O caso tem alguns contornos pouco habituais. Desde logo a aplicação de uma pena efectiva de cadeia, apesar de não existirem registos clínicos das agressões, que nunca terão levado a tratamento médico. Para se ter uma ideia da medida das penas aplicadas em situações que suscitam maior repúdio social, é comum abusadores sexuais de menores condenados pela primeira vez beneficiarem da suspensão da pena.

Mais denúncias de discriminação e incitamento ao ódio

Carla Ferreira, da APAV, salienta o facto de a progenitora ter sido igualmente sentenciada pelo crime de violência doméstica, no seu caso cometido por omissão. “Nem sempre vemos isso acontecer”, congratula-se.

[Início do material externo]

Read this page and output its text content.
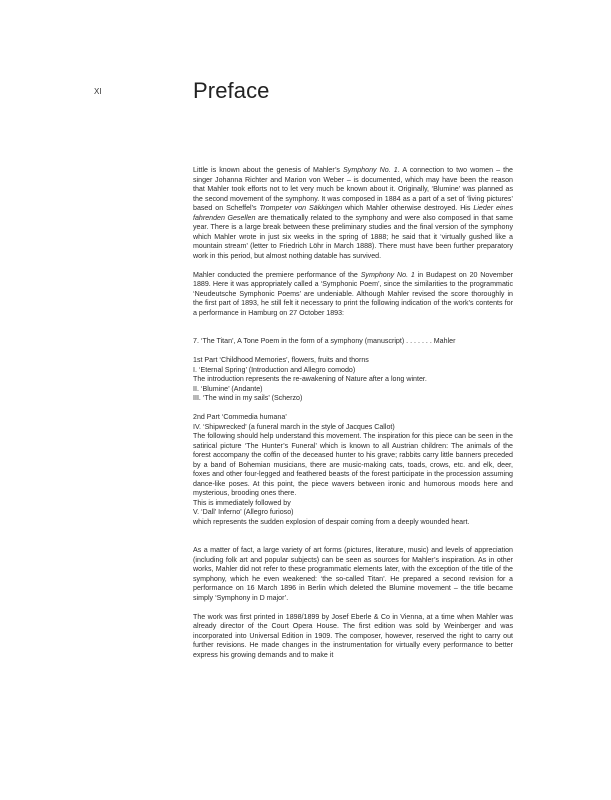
XI	Preface

Little is known about the genesis of Mahler’s Symphony No. 1. A connection to two women – the singer Johanna Richter and Marion von Weber – is documented, which may have been the reason that Mahler took efforts not to let very much be known about it. Originally, ‘Blumine’ was planned as the second movement of the symphony. It was composed in 1884 as a part of a set of ‘living pictures’ based on Scheffel’s Trompeter von Säkkingen which Mahler otherwise destroyed. His Lieder eines fahrenden Gesellen are thematically related to the symphony and were also composed in that same year. There is a large break between these preliminary studies and the final version of the symphony which Mahler wrote in just six weeks in the spring of 1888; he said that it ‘virtually gushed like a mountain stream’ (letter to Friedrich Löhr in March 1888). There must have been further preparatory work in this period, but almost nothing datable has survived.

Mahler conducted the premiere performance of the Symphony No. 1 in Budapest on 20 November 1889. Here it was appropriately called a ‘Symphonic Poem’, since the similarities to the programmatic ‘Neudeutsche Symphonic Poems’ are undeniable. Although Mahler revised the score thoroughly in the first part of 1893, he still felt it necessary to print the following indication of the work’s contents for a performance in Hamburg on 27 October 1893:

7. ‘The Titan’, A Tone Poem in the form of a symphony (manuscript) . . . . . . . Mahler
1st Part ‘Childhood Memories’, flowers, fruits and thorns
I. ‘Eternal Spring’ (Introduction and Allegro comodo)
The introduction represents the re-awakening of Nature after a long winter.
II. ‘Blumine’ (Andante)
III. ‘The wind in my sails’ (Scherzo)
2nd Part ‘Commedia humana’
IV. ‘Shipwrecked’ (a funeral march in the style of Jacques Callot)

The following should help understand this movement. The inspiration for this piece can be seen in the satirical picture ‘The Hunter’s Funeral’ which is known to all Austrian children: The animals of the forest accompany the coffin of the deceased hunter to his grave; rabbits carry little banners preceded by a band of Bohemian musicians, there are music-making cats, toads, crows, etc. and elk, deer, foxes and other four-legged and feathered beasts of the forest participate in the procession assuming dance-like poses. At this point, the piece wavers between ironic and humorous moods here and mysterious, brooding ones there.

This is immediately followed by
V. ‘Dall’ Inferno’ (Allegro furioso)
which represents the sudden explosion of despair coming from a deeply wounded heart.

As a matter of fact, a large variety of art forms (pictures, literature, music) and levels of appreciation (including folk art and popular subjects) can be seen as sources for Mahler’s inspiration. As in other works, Mahler did not refer to these programmatic elements later, with the exception of the title of the symphony, which he even weakened: ‘the so-called Titan’. He prepared a second revision for a performance on 16 March 1896 in Berlin which deleted the Blumine movement – the title became simply ‘Symphony in D major’.

The work was first printed in 1898/1899 by Josef Eberle & Co in Vienna, at a time when Mahler was already director of the Court Opera House. The first edition was sold by Weinberger and was incorporated into Universal Edition in 1909. The composer, however, reserved the right to carry out further revisions. He made changes in the instrumentation for virtually every performance to better express his growing demands and to make it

As tendências estatísticas deste primeiro semestre de 2024 dão também conta de um aumento das queixas à associação relacionadas com crimes sexuais contra crianças e jovens, uma vez que já existem mais de mil participações e o ano de 2023 fechou com 1760. Destaque igualmente para a subida de episódios de discriminação e incitamento ao ódio e à violência: só nos primeiros seis meses deste ano a APAV recebeu 180 queixas, contra 193 em todo o ano de 2023.

Um aumento do número de pedidos de ajuda não significa necessariamente que estes fenómenos se agravaram, ressalva Carla Ferreira: pode apenas querer dizer que há mais vítimas conscientes dos seus direitos e também maior consciencialização das diferentes entidades, uma vez que a APAV recebe também participações vindas das autoridades policiais e dos tribunais.

A nível etário, registou-se neste primeiro semestre um número de agressores idosos, acima dos 65 anos, que também já supera metade dos casos de todo o ano passado, altura em que a APAV ainda não fazia relatórios estatísticos semestrais.